All’s I can say is this: the American West is full of incredible natural beauty and the biggest skies in the country…maybe even in the world. It’s natural to want to look up, to see the rugged, glacial mountains looming on the horizon, or the giant monsoonal thunderstorm pendant in the afternoon sky, or the mighty Milky Way strewn across the clear black dome of night. Sure, it’s easy to get swept up in all that…even easier to forget that, according to some sources, there’s a whole world of strange wonders and lost civilizations lying beneath all that scenic grandeur.

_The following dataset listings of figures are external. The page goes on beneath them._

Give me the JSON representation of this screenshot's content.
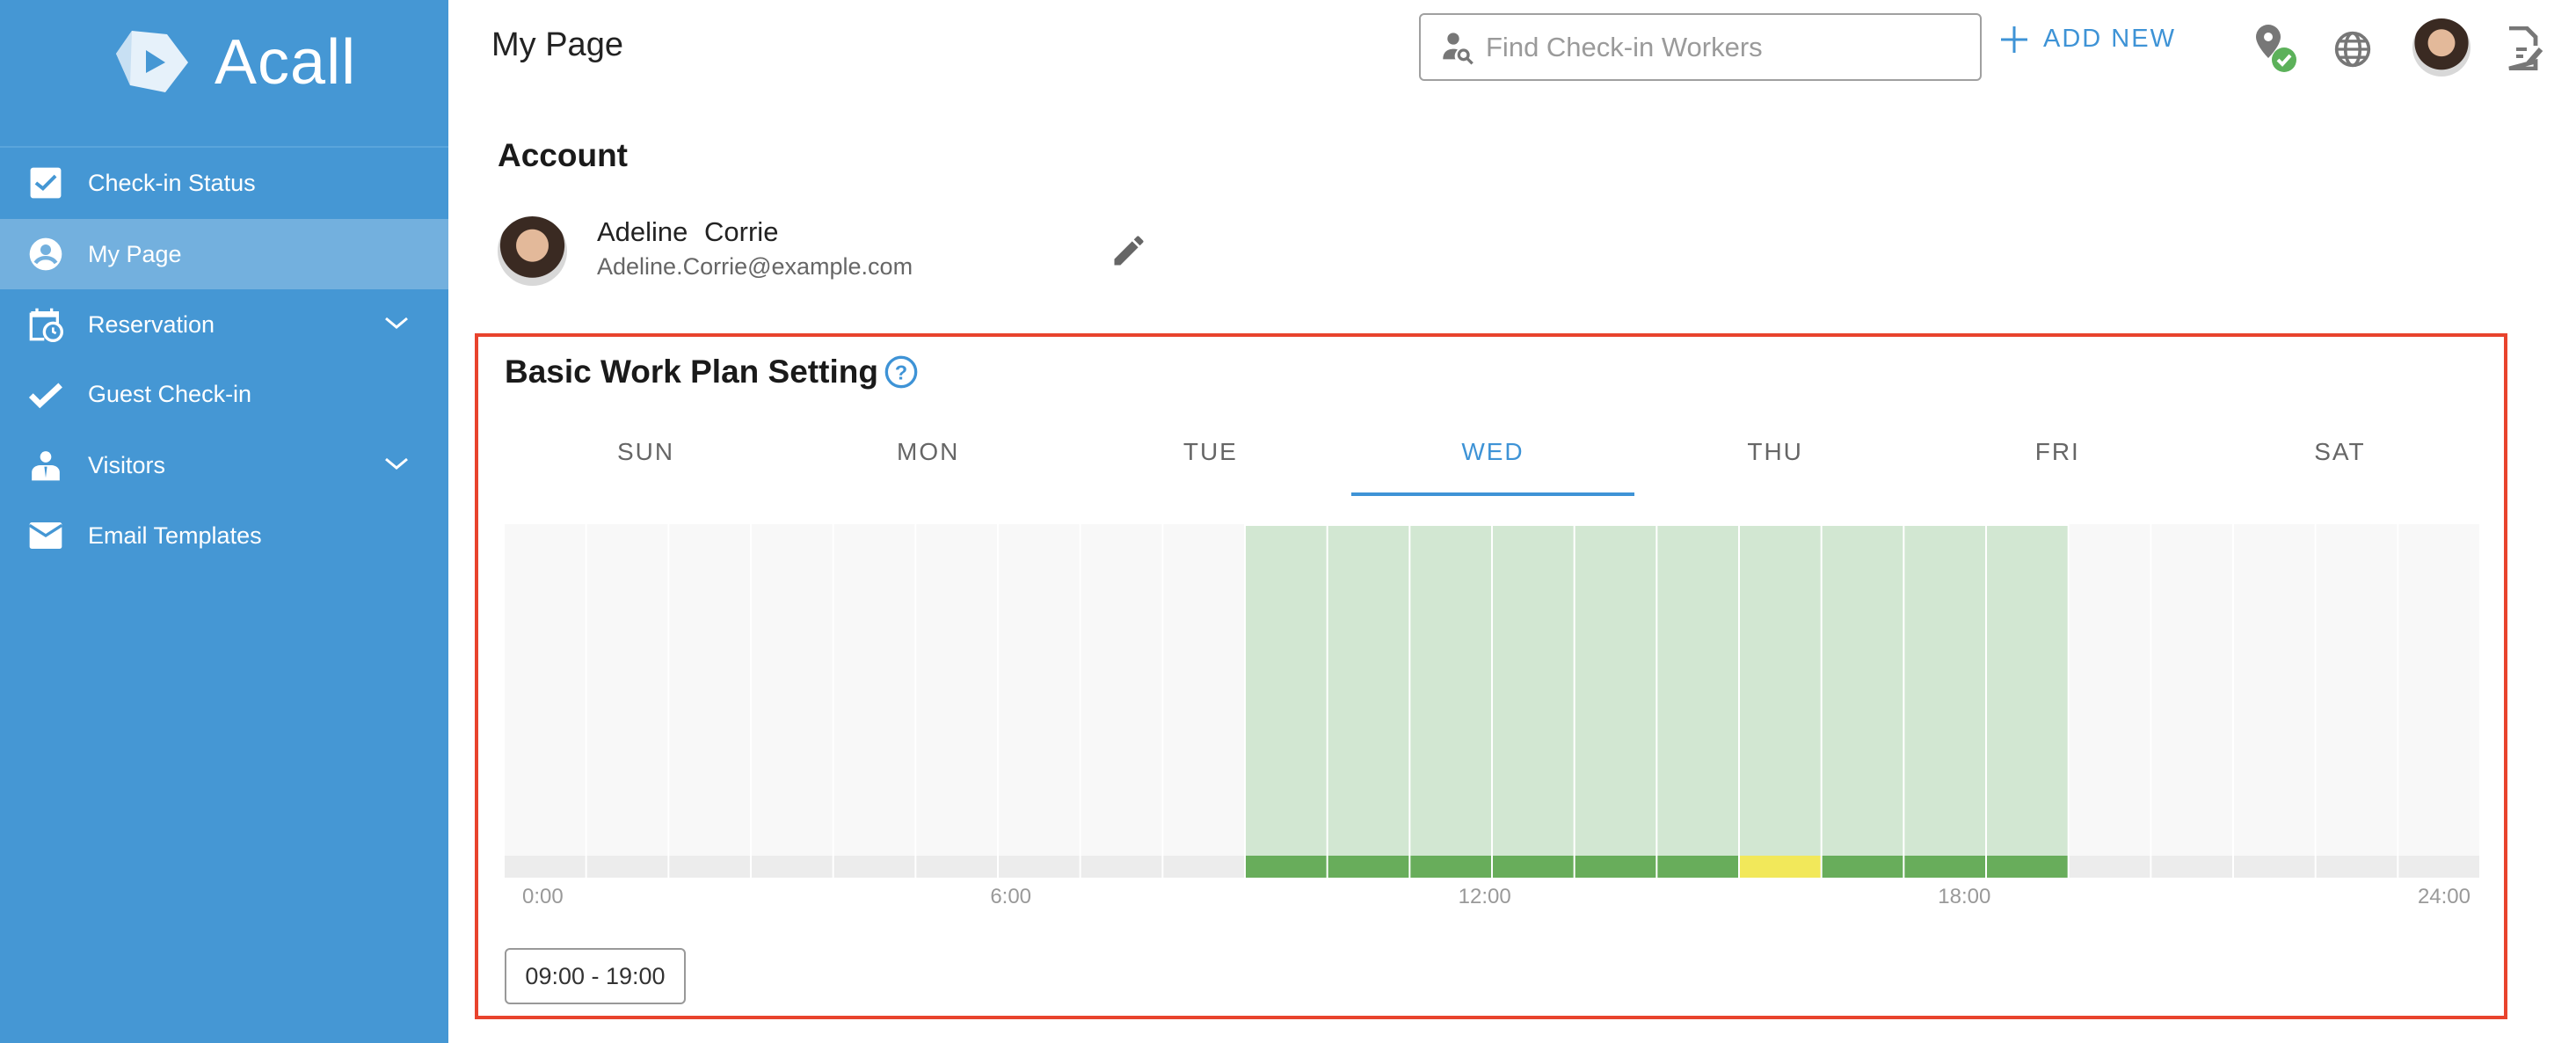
{
  "app": {
    "name": "Acall"
  },
  "sidebar": {
    "items": [
      {
        "label": "Check-in Status",
        "icon": "checkbox-icon",
        "active": false,
        "expandable": false
      },
      {
        "label": "My Page",
        "icon": "user-circle-icon",
        "active": true,
        "expandable": false
      },
      {
        "label": "Reservation",
        "icon": "calendar-clock-icon",
        "active": false,
        "expandable": true
      },
      {
        "label": "Guest Check-in",
        "icon": "check-icon",
        "active": false,
        "expandable": false
      },
      {
        "label": "Visitors",
        "icon": "visitor-icon",
        "active": false,
        "expandable": true
      },
      {
        "label": "Email Templates",
        "icon": "envelope-icon",
        "active": false,
        "expandable": false
      }
    ]
  },
  "header": {
    "title": "My Page",
    "search_placeholder": "Find Check-in Workers",
    "add_new": "ADD NEW"
  },
  "account": {
    "heading": "Account",
    "name": "Adeline Corrie",
    "email": "Adeline.Corrie@example.com"
  },
  "work_plan": {
    "heading": "Basic Work Plan Setting",
    "days": [
      "SUN",
      "MON",
      "TUE",
      "WED",
      "THU",
      "FRI",
      "SAT"
    ],
    "selected_day": "WED",
    "range_label": "09:00 - 19:00"
  },
  "chart_data": {
    "type": "heatmap",
    "title": "Basic Work Plan Setting",
    "hours": 24,
    "work_start": 9,
    "work_end": 19,
    "highlight_hours": [
      15
    ],
    "tick_labels": [
      "0:00",
      "6:00",
      "12:00",
      "18:00",
      "24:00"
    ],
    "colors": {
      "work_light": "#d2e7d2",
      "work": "#68ad5b",
      "highlight": "#f2e85a",
      "off": "#f8f8f8",
      "off_bar": "#ececec"
    }
  },
  "colors": {
    "sidebar": "#4597d4",
    "accent": "#3e93d6",
    "annotation": "#e8432d"
  }
}
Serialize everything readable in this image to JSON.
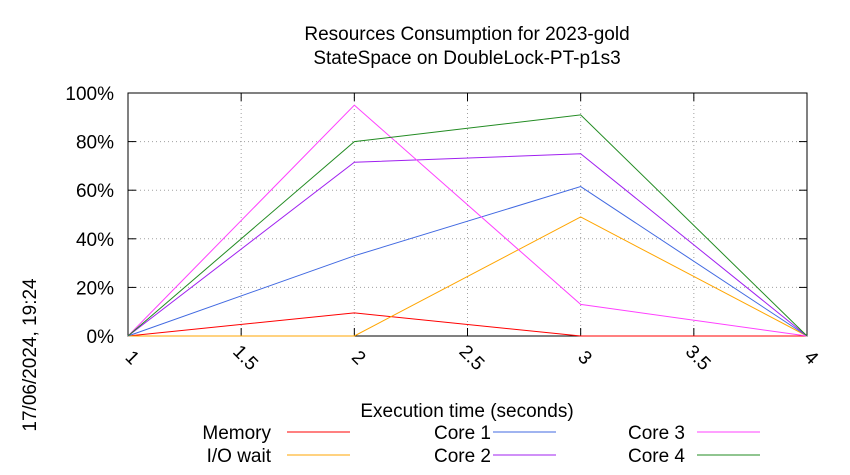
{
  "chart_data": {
    "type": "line",
    "title_lines": [
      "Resources Consumption for 2023-gold",
      "StateSpace on DoubleLock-PT-p1s3"
    ],
    "xlabel": "Execution time (seconds)",
    "ylabel": "",
    "xlim": [
      1,
      4
    ],
    "ylim": [
      0,
      100
    ],
    "x_ticks": [
      "1",
      "1.5",
      "2",
      "2.5",
      "3",
      "3.5",
      "4"
    ],
    "y_ticks": [
      "0%",
      "20%",
      "40%",
      "60%",
      "80%",
      "100%"
    ],
    "grid": true,
    "legend_position": "bottom",
    "side_text": "17/06/2024, 19:24",
    "series": [
      {
        "name": "Memory",
        "color": "#ff0000",
        "x": [
          1,
          2,
          3,
          4
        ],
        "y": [
          0,
          9.5,
          0,
          0
        ]
      },
      {
        "name": "I/O wait",
        "color": "#ffa500",
        "x": [
          1,
          2,
          3,
          4
        ],
        "y": [
          0,
          0,
          49,
          0
        ]
      },
      {
        "name": "Core 1",
        "color": "#4169e1",
        "x": [
          1,
          2,
          3,
          4
        ],
        "y": [
          0,
          33,
          61.5,
          0
        ]
      },
      {
        "name": "Core 2",
        "color": "#a020f0",
        "x": [
          1,
          2,
          3,
          4
        ],
        "y": [
          0,
          71.5,
          75,
          0
        ]
      },
      {
        "name": "Core 3",
        "color": "#ff40ff",
        "x": [
          1,
          2,
          3,
          4
        ],
        "y": [
          0,
          95,
          13,
          0
        ]
      },
      {
        "name": "Core 4",
        "color": "#228b22",
        "x": [
          1,
          2,
          3,
          4
        ],
        "y": [
          0,
          80,
          91,
          0
        ]
      }
    ]
  }
}
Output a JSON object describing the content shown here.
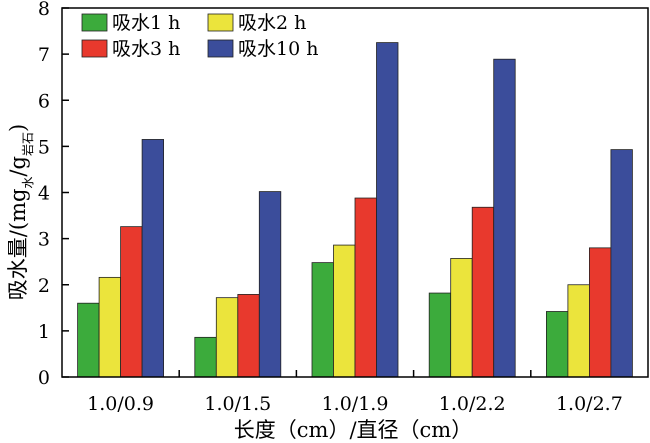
{
  "chart_data": {
    "type": "bar",
    "categories": [
      "1.0/0.9",
      "1.0/1.5",
      "1.0/1.9",
      "1.0/2.2",
      "1.0/2.7"
    ],
    "series": [
      {
        "name": "吸水1  h",
        "color": "#3cab3c",
        "values": [
          1.6,
          0.86,
          2.48,
          1.82,
          1.42
        ]
      },
      {
        "name": "吸水2  h",
        "color": "#ebe43c",
        "values": [
          2.16,
          1.72,
          2.86,
          2.57,
          2.0
        ]
      },
      {
        "name": "吸水3  h",
        "color": "#e8392d",
        "values": [
          3.26,
          1.79,
          3.88,
          3.68,
          2.8
        ]
      },
      {
        "name": "吸水10  h",
        "color": "#3b4d9b",
        "values": [
          5.15,
          4.02,
          7.25,
          6.89,
          4.93
        ]
      }
    ],
    "xlabel": "长度（cm）/直径（cm）",
    "ylabel_main": "吸水量/(mg",
    "ylabel_sub1": "水",
    "ylabel_mid": "/g",
    "ylabel_sub2": "岩石",
    "ylabel_end": ")",
    "ylim": [
      0,
      8
    ],
    "yticks": [
      0,
      1,
      2,
      3,
      4,
      5,
      6,
      7,
      8
    ],
    "legend_position": "top-left",
    "grid": false
  }
}
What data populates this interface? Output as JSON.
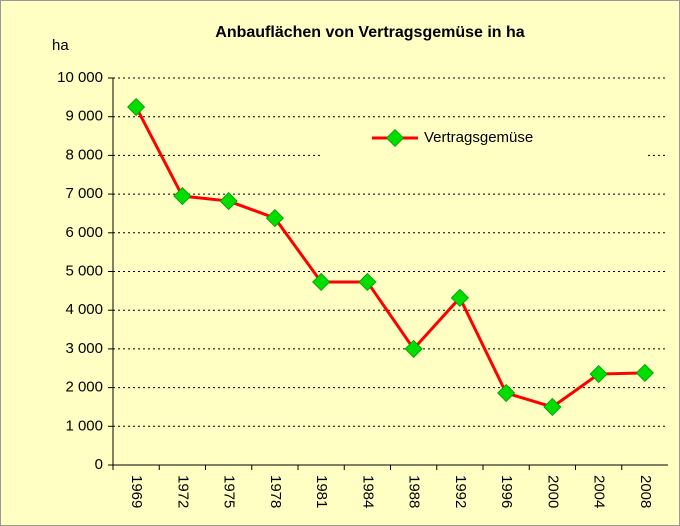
{
  "chart_data": {
    "type": "line",
    "title": "Anbauflächen von Vertragsgemüse in ha",
    "y_label": "ha",
    "categories": [
      "1969",
      "1972",
      "1975",
      "1978",
      "1981",
      "1984",
      "1988",
      "1992",
      "1996",
      "2000",
      "2004",
      "2008"
    ],
    "series": [
      {
        "name": "Vertragsgemüse",
        "color": "#ff0000",
        "marker_color": "#00dd00",
        "values": [
          9250,
          6950,
          6820,
          6380,
          4730,
          4730,
          3000,
          4320,
          1860,
          1500,
          2350,
          2380
        ]
      }
    ],
    "ylim": [
      0,
      10000
    ],
    "yticks": [
      0,
      {
        "value": 1000,
        "label": "1 000"
      },
      {
        "value": 2000,
        "label": "2 000"
      },
      {
        "value": 3000,
        "label": "3 000"
      },
      {
        "value": 4000,
        "label": "4 000"
      },
      {
        "value": 5000,
        "label": "5 000"
      },
      {
        "value": 6000,
        "label": "6 000"
      },
      {
        "value": 7000,
        "label": "7 000"
      },
      {
        "value": 8000,
        "label": "8 000"
      },
      {
        "value": 9000,
        "label": "9 000"
      },
      {
        "value": 10000,
        "label": "10 000"
      }
    ],
    "grid": true,
    "legend": "upper right"
  }
}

And is that such a strange thought? After all, the Hopis and other Puebloan cultures always have maintained that they once dwelt beneath the earth, and emerged in the before times through the sipapú onto the upper world—the surface world that we know. Perhaps, then, the ancient human story of the American West, and certainly the Southwest, can trace its origin back to some underground world…still hidden, still undiscovered.
So, when you’re out there exploring everything the West has to offer, do yourself a favor—keep on the lookout for a tunnel entrance or cave mouth where there oughtn’t to be one. It just might lead you to the fantastic riches of a lost civilization.
And whatever you do, keep your wits about you, have a gun or at least a tire iron and some steak knives handy, and always beware the menacing midgets of the Inner Earth Empire of Evil…
Out of the Dark: The Complete Guide to Beings From Beyond, Brad Steiger, Kensington Books: New York, NY (2001), p. 219.
Op. cit., p. 220.
See, for instance, Jason Colavito’s article “Archaeological Coverup?,” and “‘Looks like a Mulhatton Story’: The Origins of the Grand Canyon Egyptian Cave Myth” by Don Lago in The Ol’ Pioneer (Summer 2009).
It's so funny I saw this...I've got an outline for a story set in New Mexico where a person inherits it's a property from an uncle that guards the entrance to sipapu...except it's a place the first people escaped from and the things they escaped from could get out...😂
Now I'm motivated to sit down and write it...
This is great! We actually just read issue #1 of Ray Palmer's HIDDEN WORLD magazine from 1961 and your article here adds a new dimension to that publication. Thanks for posting.